His one weakness though was his failure to question Obama where it mattered; the Benghazi attack in Libya as a prime example. Romney walked into a wall of his own making in the 2nd debate when discussing the issue when he asserted that the President had never named it as a terrorist attack; as it was quickly proved wrong by the adjudicator Candy Crowley. Romney helped Obama make a strength out of an expected weakness. He was also criticised of playing politics with the deaths of US citizens.
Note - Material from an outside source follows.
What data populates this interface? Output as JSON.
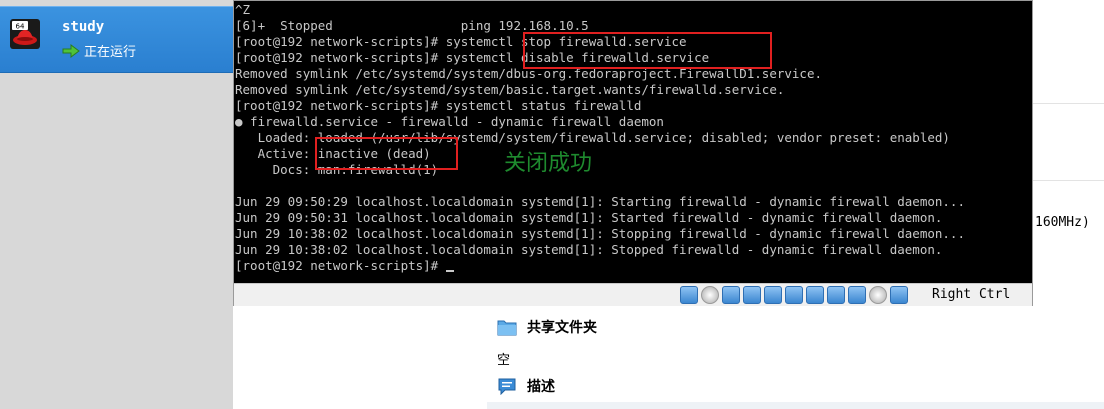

No wonder that the incident got little mention then; Romney dodged the issue with the skills of bullet time Neo; as soon as it was asked, he quickly spoke about Mali, the Arab Spring, Syria, Egypt – anything vaguely geographically related, but no Libya.
Obama had no such trouble, calling Romney out on his Russia gaffe when he stated al-Qaeda was the US’s biggest global threat: “1980s are now calling to ask for their foreign policy back”.
Nonetheless, the debate was all fairly safe; Europe and its financial crisis got no mention – a strange occurrence considering it remains one of the US’s greatest allies and arguably one of the three economic powerhouses of the world. South America was also shoved off the agenda. China, the US’s economic rival, got a glimpse, but nothing satisfactory. This was more the Middle East debate than anything else.
So will this debate matter then? Probably not. Foreign policy is low on the agenda for most Americans and, whilst Romney and Obama may differ greatly on domestic issues, it is far more different when it comes to foreign affairs. Liberal is not a term in US foreign policy with the US so keen to assert and maintain its hegemonic status over the world. It’s something both candidates portrayed and most US citizens want…the conclusion? No winners here then.